Gardens

Bhutan is one of the few countries where a door to a garden can be as interesting as the garden. That’s not to say that Bhutan does not have nice gardens; quite the opposite. In Paro and Thimphu we passed lots of cottages and houses with wonderful little gardens, some of them with such a profusion of flowers that they drew little gasps from The Family. But you must admit that if I use the adjective awesome for the ceremonial door to a public garden that you see in the featured photo, I would not be exaggerating. Fortunately ordinary people could pass through a simple gate to one side.

I thought it would be nice to pair the photo of a pink hybrid rose from someone’s lovingly tended garden with one of its wild ancestors from the Himalayas. There is a common belief that the route to modern roses came through hybridisations first carried out in central Asia. There are records of roses from China’s Han dynasty in the 2nd century BCE. The first of these modern roses was carried from China to Europe in 1789 by Gilbert Slater. The centre of diversity of the family Rosaceae is in Asia, although there are native roses in Africa, Europe, and north America.

Hydrangeas are another diverse family from Asia and Americas, with the greatest diversity in east Asia.
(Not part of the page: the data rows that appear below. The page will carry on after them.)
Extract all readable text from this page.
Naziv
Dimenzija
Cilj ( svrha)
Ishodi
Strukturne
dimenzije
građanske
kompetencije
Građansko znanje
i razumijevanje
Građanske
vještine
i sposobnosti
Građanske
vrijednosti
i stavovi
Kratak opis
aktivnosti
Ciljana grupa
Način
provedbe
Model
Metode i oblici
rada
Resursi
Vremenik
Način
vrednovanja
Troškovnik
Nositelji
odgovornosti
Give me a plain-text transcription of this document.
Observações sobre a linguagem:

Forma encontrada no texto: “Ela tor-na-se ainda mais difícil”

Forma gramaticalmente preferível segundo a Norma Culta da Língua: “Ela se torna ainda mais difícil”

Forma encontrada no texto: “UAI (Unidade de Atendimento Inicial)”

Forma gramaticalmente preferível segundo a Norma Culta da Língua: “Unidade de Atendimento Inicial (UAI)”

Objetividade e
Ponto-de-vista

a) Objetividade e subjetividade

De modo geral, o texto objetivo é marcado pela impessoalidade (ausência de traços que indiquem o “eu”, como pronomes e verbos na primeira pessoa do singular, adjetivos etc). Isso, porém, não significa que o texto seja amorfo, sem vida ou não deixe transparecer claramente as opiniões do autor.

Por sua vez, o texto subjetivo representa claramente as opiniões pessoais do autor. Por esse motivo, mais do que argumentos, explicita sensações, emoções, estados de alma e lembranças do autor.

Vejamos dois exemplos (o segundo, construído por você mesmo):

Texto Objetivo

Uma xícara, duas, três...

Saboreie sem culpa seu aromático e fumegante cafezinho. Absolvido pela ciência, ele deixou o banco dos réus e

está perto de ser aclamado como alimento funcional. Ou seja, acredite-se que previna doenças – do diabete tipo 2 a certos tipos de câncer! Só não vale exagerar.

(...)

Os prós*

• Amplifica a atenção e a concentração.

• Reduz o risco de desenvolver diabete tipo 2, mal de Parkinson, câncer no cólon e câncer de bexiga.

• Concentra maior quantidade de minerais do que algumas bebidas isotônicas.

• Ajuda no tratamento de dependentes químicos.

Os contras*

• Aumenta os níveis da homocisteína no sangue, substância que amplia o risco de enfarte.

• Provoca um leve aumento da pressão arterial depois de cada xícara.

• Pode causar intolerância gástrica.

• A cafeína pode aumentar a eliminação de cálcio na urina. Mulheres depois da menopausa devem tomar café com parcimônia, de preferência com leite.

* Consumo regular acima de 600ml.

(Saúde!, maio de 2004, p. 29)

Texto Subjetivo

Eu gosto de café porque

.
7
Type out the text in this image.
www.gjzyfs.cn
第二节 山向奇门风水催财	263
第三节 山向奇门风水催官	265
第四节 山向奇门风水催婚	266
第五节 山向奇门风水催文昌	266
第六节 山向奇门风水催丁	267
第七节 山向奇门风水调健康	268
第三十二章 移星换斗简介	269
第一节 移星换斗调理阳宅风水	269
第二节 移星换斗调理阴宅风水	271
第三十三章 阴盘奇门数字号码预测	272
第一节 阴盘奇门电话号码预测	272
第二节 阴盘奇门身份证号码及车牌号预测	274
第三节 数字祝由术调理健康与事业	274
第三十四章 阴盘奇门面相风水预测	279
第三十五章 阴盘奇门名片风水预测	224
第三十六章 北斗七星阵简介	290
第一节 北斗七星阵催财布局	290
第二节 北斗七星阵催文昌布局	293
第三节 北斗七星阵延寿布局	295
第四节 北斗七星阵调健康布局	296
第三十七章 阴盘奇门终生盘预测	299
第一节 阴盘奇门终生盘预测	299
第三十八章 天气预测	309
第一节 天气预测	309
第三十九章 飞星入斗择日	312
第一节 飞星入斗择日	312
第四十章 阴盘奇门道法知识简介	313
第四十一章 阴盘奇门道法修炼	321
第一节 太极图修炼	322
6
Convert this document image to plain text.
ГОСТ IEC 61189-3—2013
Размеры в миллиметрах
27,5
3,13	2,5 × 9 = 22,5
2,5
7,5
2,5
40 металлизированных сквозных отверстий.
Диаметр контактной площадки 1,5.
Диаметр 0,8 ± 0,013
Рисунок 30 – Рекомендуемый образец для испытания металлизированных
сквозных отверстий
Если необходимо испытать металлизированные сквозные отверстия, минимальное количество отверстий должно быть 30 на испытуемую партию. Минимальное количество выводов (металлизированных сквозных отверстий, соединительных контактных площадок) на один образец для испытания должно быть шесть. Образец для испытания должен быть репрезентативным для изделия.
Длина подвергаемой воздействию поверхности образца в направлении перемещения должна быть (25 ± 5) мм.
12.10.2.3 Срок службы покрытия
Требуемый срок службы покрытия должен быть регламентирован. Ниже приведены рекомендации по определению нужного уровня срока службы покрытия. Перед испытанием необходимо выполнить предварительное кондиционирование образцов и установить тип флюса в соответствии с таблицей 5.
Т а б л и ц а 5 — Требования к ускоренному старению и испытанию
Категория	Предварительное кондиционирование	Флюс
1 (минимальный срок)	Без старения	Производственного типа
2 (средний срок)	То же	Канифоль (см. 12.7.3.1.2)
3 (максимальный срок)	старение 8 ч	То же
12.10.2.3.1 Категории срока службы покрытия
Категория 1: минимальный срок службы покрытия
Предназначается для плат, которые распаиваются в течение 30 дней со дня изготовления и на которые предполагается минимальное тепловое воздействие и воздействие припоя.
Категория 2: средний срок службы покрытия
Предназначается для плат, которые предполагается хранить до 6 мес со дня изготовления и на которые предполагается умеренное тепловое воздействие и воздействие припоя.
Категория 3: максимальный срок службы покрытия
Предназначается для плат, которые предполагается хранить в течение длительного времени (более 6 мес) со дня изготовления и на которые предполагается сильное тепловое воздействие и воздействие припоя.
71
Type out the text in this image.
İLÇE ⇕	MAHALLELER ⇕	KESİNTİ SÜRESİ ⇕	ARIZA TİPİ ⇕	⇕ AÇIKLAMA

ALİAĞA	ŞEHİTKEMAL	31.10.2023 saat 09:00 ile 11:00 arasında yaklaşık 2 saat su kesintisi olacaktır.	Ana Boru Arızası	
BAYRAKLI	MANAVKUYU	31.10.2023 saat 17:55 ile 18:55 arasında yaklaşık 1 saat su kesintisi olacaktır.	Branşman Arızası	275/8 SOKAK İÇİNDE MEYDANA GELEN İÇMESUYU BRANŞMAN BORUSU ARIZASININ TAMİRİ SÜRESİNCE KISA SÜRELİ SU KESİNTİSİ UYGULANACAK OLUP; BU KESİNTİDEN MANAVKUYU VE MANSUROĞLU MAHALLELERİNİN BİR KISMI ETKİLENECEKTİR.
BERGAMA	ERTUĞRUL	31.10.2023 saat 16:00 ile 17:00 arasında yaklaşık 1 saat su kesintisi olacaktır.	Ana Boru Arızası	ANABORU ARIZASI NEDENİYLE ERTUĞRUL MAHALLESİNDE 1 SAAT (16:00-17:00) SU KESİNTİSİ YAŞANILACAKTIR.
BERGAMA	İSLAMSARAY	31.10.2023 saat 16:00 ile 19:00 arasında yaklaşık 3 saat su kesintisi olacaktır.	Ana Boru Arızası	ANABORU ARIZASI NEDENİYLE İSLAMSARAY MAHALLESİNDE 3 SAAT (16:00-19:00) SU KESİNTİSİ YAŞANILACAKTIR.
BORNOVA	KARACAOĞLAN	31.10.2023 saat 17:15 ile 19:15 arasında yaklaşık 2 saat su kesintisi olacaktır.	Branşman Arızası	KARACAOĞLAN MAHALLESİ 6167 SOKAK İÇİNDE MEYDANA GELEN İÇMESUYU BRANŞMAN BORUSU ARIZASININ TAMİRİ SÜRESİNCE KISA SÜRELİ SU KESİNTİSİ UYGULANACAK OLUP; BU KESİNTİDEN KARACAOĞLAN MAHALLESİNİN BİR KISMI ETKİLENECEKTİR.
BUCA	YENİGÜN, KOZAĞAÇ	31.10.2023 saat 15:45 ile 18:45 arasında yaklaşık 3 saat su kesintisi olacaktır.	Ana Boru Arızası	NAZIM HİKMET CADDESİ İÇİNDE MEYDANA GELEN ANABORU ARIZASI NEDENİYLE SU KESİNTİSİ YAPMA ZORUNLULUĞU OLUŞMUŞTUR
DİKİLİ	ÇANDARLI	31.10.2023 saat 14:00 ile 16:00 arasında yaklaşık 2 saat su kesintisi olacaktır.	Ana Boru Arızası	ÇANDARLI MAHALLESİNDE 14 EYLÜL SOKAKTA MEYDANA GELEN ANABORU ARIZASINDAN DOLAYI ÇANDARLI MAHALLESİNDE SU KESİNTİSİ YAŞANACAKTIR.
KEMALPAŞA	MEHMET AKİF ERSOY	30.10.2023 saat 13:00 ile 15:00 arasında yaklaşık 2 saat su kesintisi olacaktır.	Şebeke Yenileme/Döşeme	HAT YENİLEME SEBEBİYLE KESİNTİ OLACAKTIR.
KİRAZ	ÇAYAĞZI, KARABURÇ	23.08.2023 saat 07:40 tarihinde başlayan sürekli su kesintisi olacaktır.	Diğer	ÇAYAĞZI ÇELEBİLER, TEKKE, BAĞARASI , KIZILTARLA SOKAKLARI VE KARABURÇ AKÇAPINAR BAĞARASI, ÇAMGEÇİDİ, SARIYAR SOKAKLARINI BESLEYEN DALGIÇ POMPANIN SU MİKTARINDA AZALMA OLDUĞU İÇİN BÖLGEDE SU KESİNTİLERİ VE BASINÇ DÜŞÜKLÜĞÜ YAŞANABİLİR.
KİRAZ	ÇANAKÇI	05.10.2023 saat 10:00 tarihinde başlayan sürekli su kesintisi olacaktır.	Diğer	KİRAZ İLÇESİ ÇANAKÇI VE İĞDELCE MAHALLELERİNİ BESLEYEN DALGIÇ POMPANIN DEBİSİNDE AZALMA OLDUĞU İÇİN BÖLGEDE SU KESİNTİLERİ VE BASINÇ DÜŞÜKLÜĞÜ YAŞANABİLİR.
I knew that they are indicators of soil acidity, with colours changing from blues to reds as the pH of the soil changes. But the yellow blooms that The Family noticed were new to me. What does it mean for the soil when they grow right next to a pale blue inflorescence? In contrast to this, the clover, genus Trifolium, that I captured is an interloper. The genus is originally from Europe, Africa and the Americas. The Himalayan wild strawberries, Fragaria nubicola, were growing in the same field.